La cura delle cose, apparentemente insignificanti, denota la sensibilità verso il circostante; è un atteggiamento tipico dei poeti che, da sempre, scrutano il mondo con l’occhio distaccato del sognatore. E’ uno stereotipo che, nel tuo caso, non è però perfettamente calzante poiché non sei assente, non rifiuti il mondo, non ti rifugi nelle nuvole: vedi, con una tensione quasi romantica, le cose che ci circondano e che fanno parte della nostra vita e che vengono poi accantonate, buttate in disparte rese inutili. Con noncuranza. E’ una riflessione che dalle cose parte per arrivare alla condizione umana, poiché sempre più vediamo che anche le persone vengono considerate oggetti, cose da sostituire, pezzi di ricambio generazionale, roba vecchia, numeri eliminabili. Le cose, che tu vedi come un’estensione della nostra memoria, un qualcosa di fisico che ha però un pezzo d’anima di chi le ha possedute, sono vittime della frenesia del mondo attuale, un mondo che pensa di risolvere tutto con la fretta, con un maniacale presenzialismo, con l’efficienza tecnologica e meccanica.
Per fortuna che ci sono ancora persone che hanno la nobiltà di un animo sognante e riescono a cogliere la vera sostanza delle cose e della vita.

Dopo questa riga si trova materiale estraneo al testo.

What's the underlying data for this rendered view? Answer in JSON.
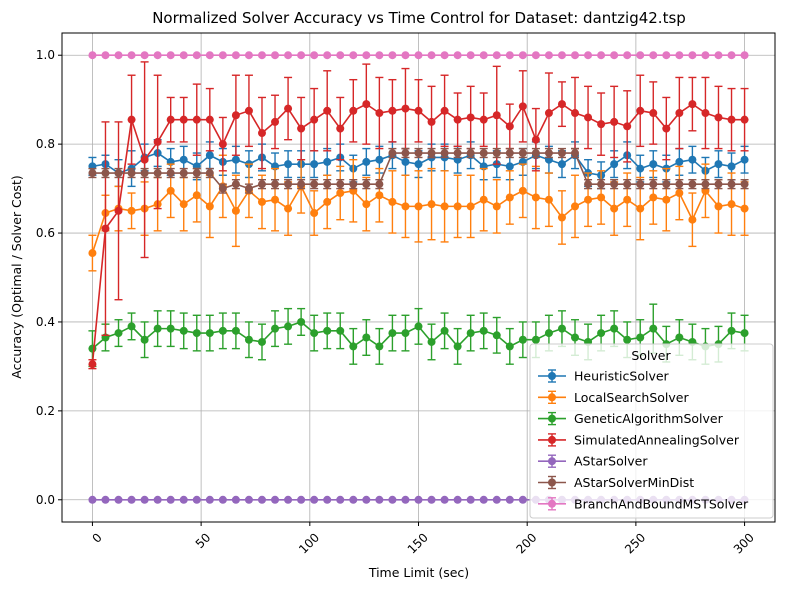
{
  "chart_data": {
    "type": "line",
    "title": "Normalized Solver Accuracy vs Time Control for Dataset: dantzig42.tsp",
    "xlabel": "Time Limit (sec)",
    "ylabel": "Accuracy (Optimal / Solver Cost)",
    "xlim": [
      -14,
      314
    ],
    "ylim": [
      -0.05,
      1.05
    ],
    "xticks": [
      0,
      50,
      100,
      150,
      200,
      250,
      300
    ],
    "yticks": [
      0.0,
      0.2,
      0.4,
      0.6,
      0.8,
      1.0
    ],
    "xtick_labels": [
      "0",
      "50",
      "100",
      "150",
      "200",
      "250",
      "300"
    ],
    "ytick_labels": [
      "0.0",
      "0.2",
      "0.4",
      "0.6",
      "0.8",
      "1.0"
    ],
    "grid": true,
    "legend_title": "Solver",
    "legend_position": "lower-right",
    "x": [
      0,
      6,
      12,
      18,
      24,
      30,
      36,
      42,
      48,
      54,
      60,
      66,
      72,
      78,
      84,
      90,
      96,
      102,
      108,
      114,
      120,
      126,
      132,
      138,
      144,
      150,
      156,
      162,
      168,
      174,
      180,
      186,
      192,
      198,
      204,
      210,
      216,
      222,
      228,
      234,
      240,
      246,
      252,
      258,
      264,
      270,
      276,
      282,
      288,
      294,
      300
    ],
    "series": [
      {
        "name": "HeuristicSolver",
        "color": "#1f77b4",
        "values": [
          0.75,
          0.755,
          0.735,
          0.745,
          0.77,
          0.78,
          0.76,
          0.765,
          0.75,
          0.775,
          0.76,
          0.765,
          0.755,
          0.77,
          0.75,
          0.755,
          0.755,
          0.755,
          0.76,
          0.77,
          0.745,
          0.76,
          0.765,
          0.775,
          0.76,
          0.755,
          0.77,
          0.77,
          0.765,
          0.775,
          0.75,
          0.755,
          0.75,
          0.76,
          0.775,
          0.765,
          0.755,
          0.775,
          0.735,
          0.73,
          0.755,
          0.775,
          0.745,
          0.755,
          0.745,
          0.76,
          0.765,
          0.74,
          0.755,
          0.75,
          0.765
        ],
        "errors": [
          0.02,
          0.02,
          0.03,
          0.04,
          0.03,
          0.03,
          0.03,
          0.03,
          0.03,
          0.03,
          0.03,
          0.03,
          0.03,
          0.03,
          0.03,
          0.03,
          0.03,
          0.03,
          0.03,
          0.03,
          0.03,
          0.03,
          0.03,
          0.03,
          0.03,
          0.03,
          0.03,
          0.03,
          0.03,
          0.03,
          0.03,
          0.03,
          0.03,
          0.03,
          0.03,
          0.03,
          0.03,
          0.03,
          0.03,
          0.03,
          0.03,
          0.03,
          0.03,
          0.03,
          0.03,
          0.03,
          0.03,
          0.03,
          0.03,
          0.03,
          0.03
        ]
      },
      {
        "name": "LocalSearchSolver",
        "color": "#ff7f0e",
        "values": [
          0.555,
          0.645,
          0.655,
          0.65,
          0.655,
          0.665,
          0.695,
          0.665,
          0.685,
          0.66,
          0.705,
          0.65,
          0.695,
          0.67,
          0.675,
          0.655,
          0.705,
          0.645,
          0.67,
          0.69,
          0.695,
          0.665,
          0.685,
          0.67,
          0.66,
          0.66,
          0.665,
          0.66,
          0.66,
          0.66,
          0.675,
          0.66,
          0.68,
          0.695,
          0.68,
          0.675,
          0.635,
          0.66,
          0.675,
          0.68,
          0.655,
          0.675,
          0.655,
          0.68,
          0.675,
          0.69,
          0.63,
          0.695,
          0.66,
          0.665,
          0.655
        ],
        "errors": [
          0.04,
          0.04,
          0.05,
          0.04,
          0.06,
          0.06,
          0.06,
          0.06,
          0.06,
          0.07,
          0.07,
          0.08,
          0.06,
          0.06,
          0.07,
          0.06,
          0.06,
          0.05,
          0.06,
          0.06,
          0.07,
          0.06,
          0.06,
          0.07,
          0.07,
          0.08,
          0.08,
          0.08,
          0.07,
          0.07,
          0.07,
          0.06,
          0.06,
          0.06,
          0.07,
          0.06,
          0.06,
          0.07,
          0.06,
          0.06,
          0.06,
          0.06,
          0.07,
          0.06,
          0.07,
          0.06,
          0.06,
          0.06,
          0.06,
          0.07,
          0.06
        ]
      },
      {
        "name": "GeneticAlgorithmSolver",
        "color": "#2ca02c",
        "values": [
          0.34,
          0.365,
          0.375,
          0.39,
          0.36,
          0.385,
          0.385,
          0.38,
          0.375,
          0.375,
          0.38,
          0.38,
          0.36,
          0.355,
          0.385,
          0.39,
          0.4,
          0.375,
          0.38,
          0.38,
          0.345,
          0.365,
          0.345,
          0.375,
          0.375,
          0.39,
          0.355,
          0.38,
          0.345,
          0.375,
          0.38,
          0.37,
          0.345,
          0.36,
          0.36,
          0.375,
          0.385,
          0.365,
          0.355,
          0.375,
          0.385,
          0.36,
          0.365,
          0.385,
          0.35,
          0.365,
          0.355,
          0.345,
          0.35,
          0.38,
          0.375
        ],
        "errors": [
          0.04,
          0.03,
          0.03,
          0.03,
          0.04,
          0.04,
          0.04,
          0.04,
          0.04,
          0.04,
          0.04,
          0.04,
          0.04,
          0.04,
          0.04,
          0.04,
          0.03,
          0.04,
          0.04,
          0.04,
          0.04,
          0.04,
          0.04,
          0.04,
          0.04,
          0.04,
          0.04,
          0.04,
          0.04,
          0.04,
          0.04,
          0.04,
          0.04,
          0.04,
          0.04,
          0.04,
          0.04,
          0.04,
          0.04,
          0.04,
          0.04,
          0.04,
          0.04,
          0.055,
          0.04,
          0.04,
          0.04,
          0.04,
          0.04,
          0.04,
          0.04
        ]
      },
      {
        "name": "SimulatedAnnealingSolver",
        "color": "#d62728",
        "values": [
          0.305,
          0.61,
          0.65,
          0.855,
          0.765,
          0.805,
          0.855,
          0.855,
          0.855,
          0.855,
          0.8,
          0.865,
          0.875,
          0.825,
          0.85,
          0.88,
          0.835,
          0.855,
          0.875,
          0.835,
          0.875,
          0.89,
          0.87,
          0.875,
          0.88,
          0.875,
          0.85,
          0.875,
          0.855,
          0.86,
          0.855,
          0.865,
          0.84,
          0.885,
          0.81,
          0.87,
          0.89,
          0.87,
          0.86,
          0.845,
          0.85,
          0.84,
          0.875,
          0.87,
          0.835,
          0.87,
          0.89,
          0.87,
          0.86,
          0.855,
          0.855
        ],
        "errors": [
          0.01,
          0.24,
          0.2,
          0.1,
          0.22,
          0.15,
          0.05,
          0.05,
          0.08,
          0.07,
          0.06,
          0.09,
          0.08,
          0.08,
          0.06,
          0.07,
          0.07,
          0.07,
          0.09,
          0.07,
          0.07,
          0.09,
          0.08,
          0.07,
          0.09,
          0.07,
          0.08,
          0.08,
          0.06,
          0.07,
          0.06,
          0.11,
          0.05,
          0.08,
          0.07,
          0.09,
          0.05,
          0.08,
          0.07,
          0.07,
          0.08,
          0.08,
          0.08,
          0.07,
          0.07,
          0.08,
          0.06,
          0.08,
          0.07,
          0.07,
          0.07
        ]
      },
      {
        "name": "AStarSolver",
        "color": "#9467bd",
        "values": [
          0,
          0,
          0,
          0,
          0,
          0,
          0,
          0,
          0,
          0,
          0,
          0,
          0,
          0,
          0,
          0,
          0,
          0,
          0,
          0,
          0,
          0,
          0,
          0,
          0,
          0,
          0,
          0,
          0,
          0,
          0,
          0,
          0,
          0,
          0,
          0,
          0,
          0,
          0,
          0,
          0,
          0,
          0,
          0,
          0,
          0,
          0,
          0,
          0,
          0,
          0
        ],
        "errors": [
          0,
          0,
          0,
          0,
          0,
          0,
          0,
          0,
          0,
          0,
          0,
          0,
          0,
          0,
          0,
          0,
          0,
          0,
          0,
          0,
          0,
          0,
          0,
          0,
          0,
          0,
          0,
          0,
          0,
          0,
          0,
          0,
          0,
          0,
          0,
          0,
          0,
          0,
          0,
          0,
          0,
          0,
          0,
          0,
          0,
          0,
          0,
          0,
          0,
          0,
          0
        ]
      },
      {
        "name": "AStarSolverMinDist",
        "color": "#8c564b",
        "values": [
          0.735,
          0.735,
          0.735,
          0.735,
          0.735,
          0.735,
          0.735,
          0.735,
          0.735,
          0.735,
          0.7,
          0.71,
          0.7,
          0.71,
          0.71,
          0.71,
          0.71,
          0.71,
          0.71,
          0.71,
          0.71,
          0.71,
          0.71,
          0.78,
          0.78,
          0.78,
          0.78,
          0.78,
          0.78,
          0.78,
          0.78,
          0.78,
          0.78,
          0.78,
          0.78,
          0.78,
          0.78,
          0.78,
          0.71,
          0.71,
          0.71,
          0.71,
          0.71,
          0.71,
          0.71,
          0.71,
          0.71,
          0.71,
          0.71,
          0.71,
          0.71
        ],
        "errors": [
          0.01,
          0.01,
          0.01,
          0.01,
          0.01,
          0.01,
          0.01,
          0.01,
          0.01,
          0.01,
          0.01,
          0.01,
          0.01,
          0.01,
          0.01,
          0.01,
          0.01,
          0.01,
          0.01,
          0.01,
          0.01,
          0.01,
          0.01,
          0.01,
          0.01,
          0.01,
          0.01,
          0.01,
          0.01,
          0.01,
          0.01,
          0.01,
          0.01,
          0.01,
          0.01,
          0.01,
          0.01,
          0.01,
          0.01,
          0.01,
          0.01,
          0.01,
          0.01,
          0.01,
          0.01,
          0.01,
          0.01,
          0.01,
          0.01,
          0.01,
          0.01
        ]
      },
      {
        "name": "BranchAndBoundMSTSolver",
        "color": "#e377c2",
        "values": [
          1,
          1,
          1,
          1,
          1,
          1,
          1,
          1,
          1,
          1,
          1,
          1,
          1,
          1,
          1,
          1,
          1,
          1,
          1,
          1,
          1,
          1,
          1,
          1,
          1,
          1,
          1,
          1,
          1,
          1,
          1,
          1,
          1,
          1,
          1,
          1,
          1,
          1,
          1,
          1,
          1,
          1,
          1,
          1,
          1,
          1,
          1,
          1,
          1,
          1,
          1
        ],
        "errors": [
          0,
          0,
          0,
          0,
          0,
          0,
          0,
          0,
          0,
          0,
          0,
          0,
          0,
          0,
          0,
          0,
          0,
          0,
          0,
          0,
          0,
          0,
          0,
          0,
          0,
          0,
          0,
          0,
          0,
          0,
          0,
          0,
          0,
          0,
          0,
          0,
          0,
          0,
          0,
          0,
          0,
          0,
          0,
          0,
          0,
          0,
          0,
          0,
          0,
          0,
          0
        ]
      }
    ]
  }
}
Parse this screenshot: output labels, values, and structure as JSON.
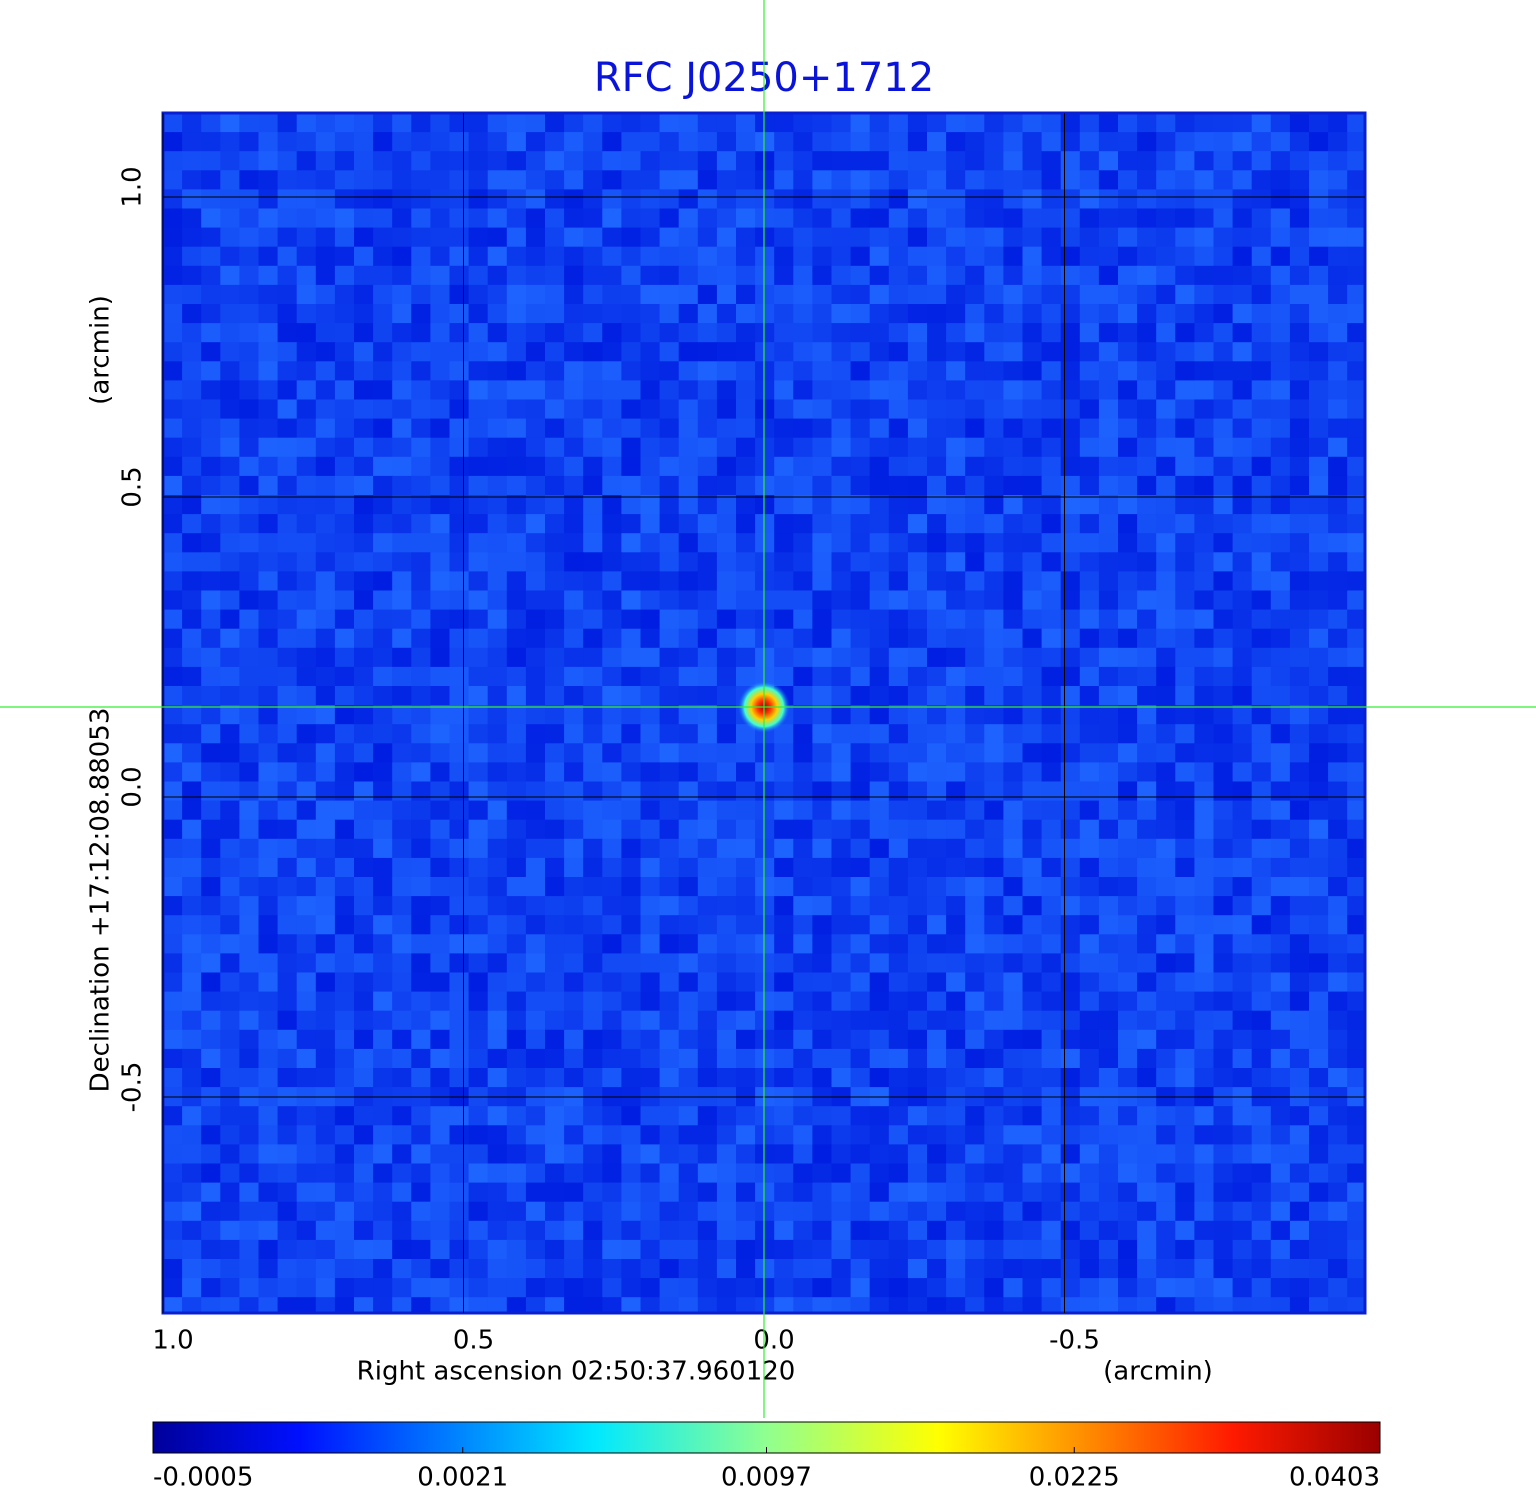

Mi ha toccato la profonda leggerezza (come lo è la nebbia del resto, silenziosa e invadente…) di “Alzheimer”, il distacco presente nel giro in autobus con quei tagli di luce sul mare, lo sguardo veloce dalla Foce (tutte le volte che la scendo verso Massa mi si apre il cuore, è un riprendere fiato, è un riposare gli occhi, molto più di un semplice ritorno a casa, oserei parlare di un anticipo di Paradiso); il maltrattamento delle cose che abbiamo posseduto, talvolta addirittura accarezzato (un giradischi o uno strumento musicale) e che sono entrate a far parte della nostra quotidianità (un frigorifero o un televisore), che perdono “l’anima” nel momento che passano di mano perché chi le tocca, chi le usa in realtà le “abusa”, non sa cosa c’è dietro… mi ha colpito il sentiero che sale dalla Fossa Cieca (già l’evocazione del toponimo e poi questo salire strusciando il muro lo rende oggetto umano); poi, come tutte le cose che salgono, hanno un misto di voglia di starsene in disparte e di ricerca del mistico; nel senso laico di interiorità e, per chi crede, nel senso di un essenza più profonda e saziante.